A Julia Otero las entrevistas al personal del PP le salen de orfebrería. Aunque esta rama política no suele frecuentar La columna (TV-3), de vez en cuando cae alguno, y disfrutamos mucho. Ayer tarde, la visitó Manda güevos Trillo. Es un elemento con verdadero sentido del humor, este ministro. Confesó que se identifica plenamente con la caricatura que le hacen en El guiñol de Canal+, cabra de la Legión incluida, y luego departió con un Shakespeare de mampostería que le salió al paso, y demostró sobradamente sus amplios conocimientos sobre el famoso dramaturgo. Precisamente, y hablando en términos shakespearianos, se interesó Julia por la situación de Trillo en esa apasionante carrera por heredar el trono de Aznar.
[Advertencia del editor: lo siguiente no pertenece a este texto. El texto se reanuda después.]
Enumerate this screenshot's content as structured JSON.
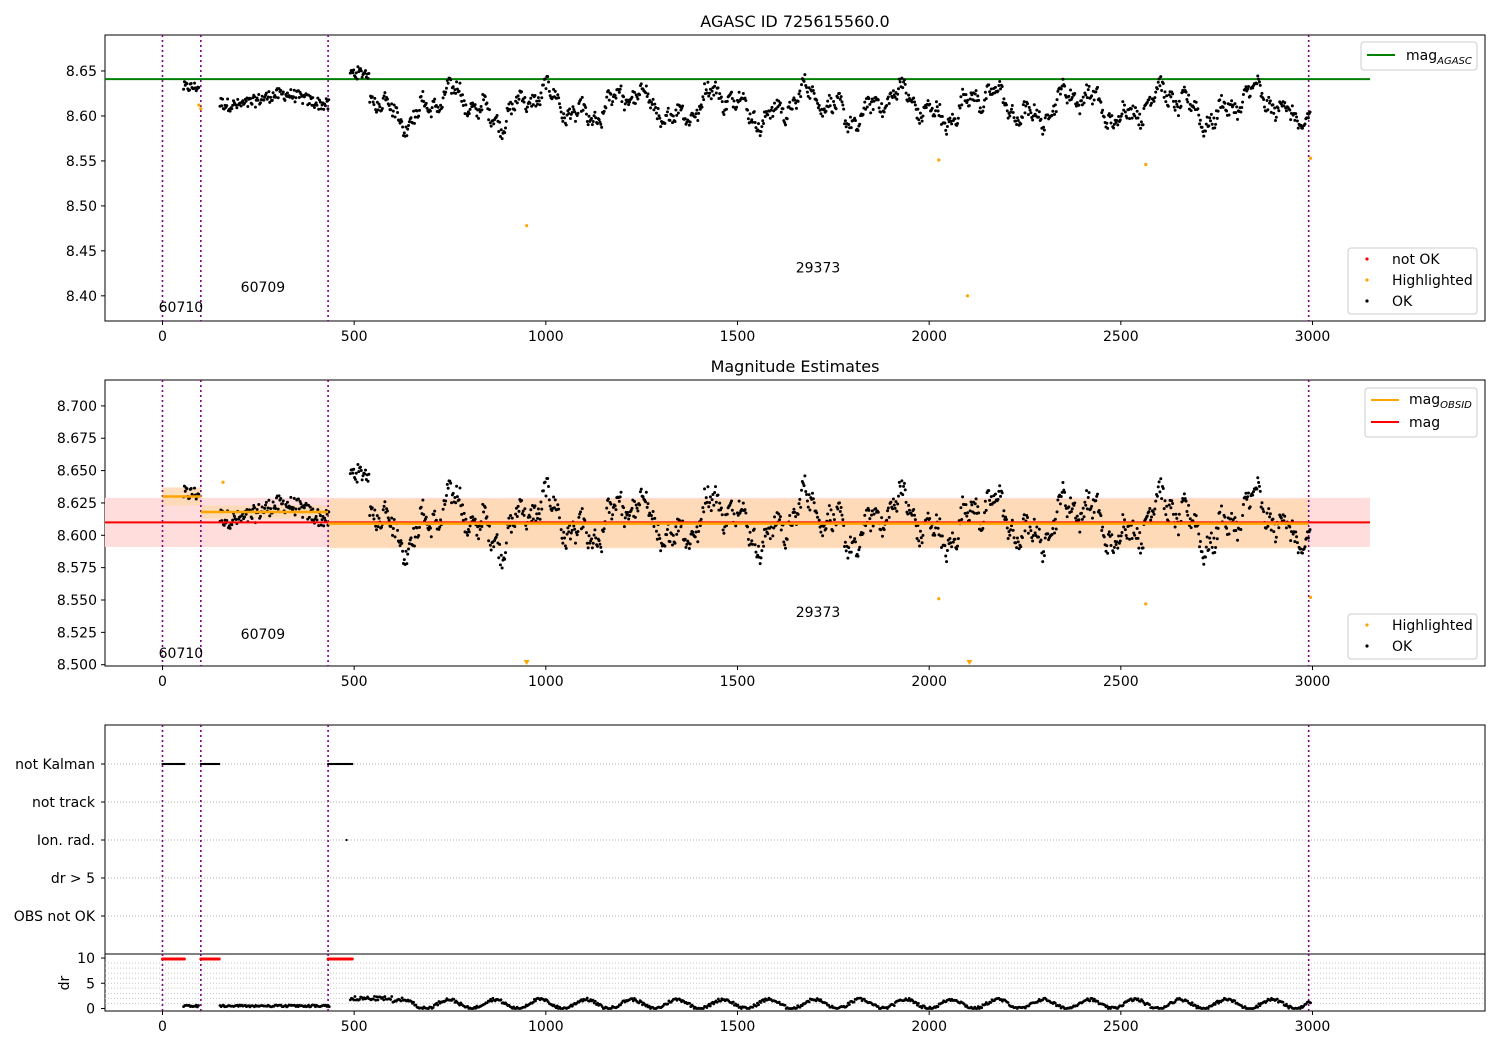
{
  "chart_data": [
    {
      "type": "scatter",
      "title": "AGASC ID 725615560.0",
      "xlim": [
        -150,
        3450
      ],
      "ylim": [
        8.372,
        8.69
      ],
      "x_ticks": [
        0,
        500,
        1000,
        1500,
        2000,
        2500,
        3000
      ],
      "y_ticks": [
        8.4,
        8.45,
        8.5,
        8.55,
        8.6,
        8.65
      ],
      "reference_lines": [
        {
          "name": "mag_AGASC",
          "label_main": "mag",
          "label_sub": "AGASC",
          "value": 8.641,
          "x_range": [
            -150,
            3150
          ],
          "color": "#008000"
        }
      ],
      "obs_boundaries": [
        0,
        100,
        432,
        2990
      ],
      "obs_labels": [
        {
          "text": "60710",
          "x": 48,
          "y": 8.382
        },
        {
          "text": "60709",
          "x": 262,
          "y": 8.404
        },
        {
          "text": "29373",
          "x": 1710,
          "y": 8.426
        }
      ],
      "series": [
        {
          "name": "not OK",
          "color": "#ff0000",
          "points": []
        },
        {
          "name": "Highlighted",
          "color": "#ffa500",
          "points": [
            [
              95,
              8.612
            ],
            [
              100,
              8.608
            ],
            [
              950,
              8.478
            ],
            [
              2025,
              8.551
            ],
            [
              2100,
              8.4
            ],
            [
              2565,
              8.546
            ],
            [
              2995,
              8.553
            ]
          ]
        },
        {
          "name": "OK",
          "color": "#000000",
          "segments": [
            [
              55,
              95
            ],
            [
              150,
              435
            ],
            [
              490,
              2995
            ]
          ]
        }
      ],
      "legend_top": "top-right",
      "legend_bottom": "bottom-right"
    },
    {
      "type": "scatter",
      "title": "Magnitude Estimates",
      "xlim": [
        -150,
        3450
      ],
      "ylim": [
        8.499,
        8.72
      ],
      "x_ticks": [
        0,
        500,
        1000,
        1500,
        2000,
        2500,
        3000
      ],
      "y_ticks": [
        8.5,
        8.525,
        8.55,
        8.575,
        8.6,
        8.625,
        8.65,
        8.675,
        8.7
      ],
      "y_tick_labels": [
        "8.500",
        "8.525",
        "8.550",
        "8.575",
        "8.600",
        "8.625",
        "8.650",
        "8.675",
        "8.700"
      ],
      "mag": {
        "label": "mag",
        "value": 8.61,
        "band": [
          8.591,
          8.629
        ],
        "x_range": [
          -150,
          3150
        ],
        "color": "#ff0000",
        "band_color": "#ffdddd"
      },
      "mag_obsid": {
        "label_main": "mag",
        "label_sub": "OBSID",
        "color": "#ffa500",
        "band_color": "#ffd9b3",
        "segments": [
          {
            "x0": 0,
            "x1": 100,
            "value": 8.63,
            "band": [
              8.623,
              8.637
            ]
          },
          {
            "x0": 100,
            "x1": 432,
            "value": 8.618,
            "band": [
              8.613,
              8.623
            ]
          },
          {
            "x0": 432,
            "x1": 2990,
            "value": 8.609,
            "band": [
              8.59,
              8.628
            ]
          }
        ]
      },
      "obs_boundaries": [
        0,
        100,
        432,
        2990
      ],
      "obs_labels": [
        {
          "text": "60710",
          "x": 48,
          "y": 8.505
        },
        {
          "text": "60709",
          "x": 262,
          "y": 8.52
        },
        {
          "text": "29373",
          "x": 1710,
          "y": 8.537
        }
      ],
      "series": [
        {
          "name": "Highlighted",
          "color": "#ffa500",
          "points": [
            [
              158,
              8.641
            ],
            [
              2025,
              8.551
            ],
            [
              2565,
              8.547
            ],
            [
              2995,
              8.552
            ]
          ]
        },
        {
          "name": "OK",
          "color": "#000000",
          "segments": [
            [
              55,
              95
            ],
            [
              150,
              435
            ],
            [
              490,
              2995
            ]
          ]
        }
      ],
      "offscale_markers": [
        950,
        2105
      ]
    },
    {
      "type": "scatter",
      "title": "",
      "xlim": [
        -150,
        3450
      ],
      "x_ticks": [
        0,
        500,
        1000,
        1500,
        2000,
        2500,
        3000
      ],
      "categories": [
        "not Kalman",
        "not track",
        "Ion. rad.",
        "dr > 5",
        "OBS not OK"
      ],
      "flags": {
        "not Kalman": [
          [
            0,
            58
          ],
          [
            100,
            150
          ],
          [
            432,
            495
          ]
        ],
        "Ion. rad.": [
          [
            480,
            480
          ]
        ]
      },
      "obs_boundaries": [
        0,
        100,
        432,
        2990
      ]
    },
    {
      "type": "scatter",
      "title": "",
      "ylabel": "dr",
      "xlim": [
        -150,
        3450
      ],
      "ylim": [
        -0.5,
        10.8
      ],
      "x_ticks": [
        0,
        500,
        1000,
        1500,
        2000,
        2500,
        3000
      ],
      "y_ticks": [
        0,
        5,
        10
      ],
      "red_segments": [
        [
          0,
          58
        ],
        [
          100,
          150
        ],
        [
          432,
          495
        ]
      ],
      "obs_boundaries": [
        0,
        100,
        432,
        2990
      ]
    }
  ]
}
Le preguntó: "Dónde está usted en este drama ¿en la retaguardia, en primera línea, o es usted pura y simple carne de cañón?". El ministro de la guerra contestó: "En la retaguardia del banquillo. Es una zona que alivia mucho". Pero reflexionó un momento Trillo tras lo que acababa de decir, y añadió: "De todas formas, ya se encargará el propio Aznar de preparar a la persona... ¡a la persona que llegue viva, porque en los dos años que quedan fíjese usted la de cosas que pueden ocurrir!". ¡Ah!, qué impagable golpe de sinceridad sin tapujos, y qué sabio pragmatismo el suyo. Le asiste la razón más absoluta: heredará quien al final siga con vida. O sea, el muerto al hoyo y el vivo al bollo. Eso no es de Shakespeare, sino del refranero agropecuario de Castilla, que es lo suyo.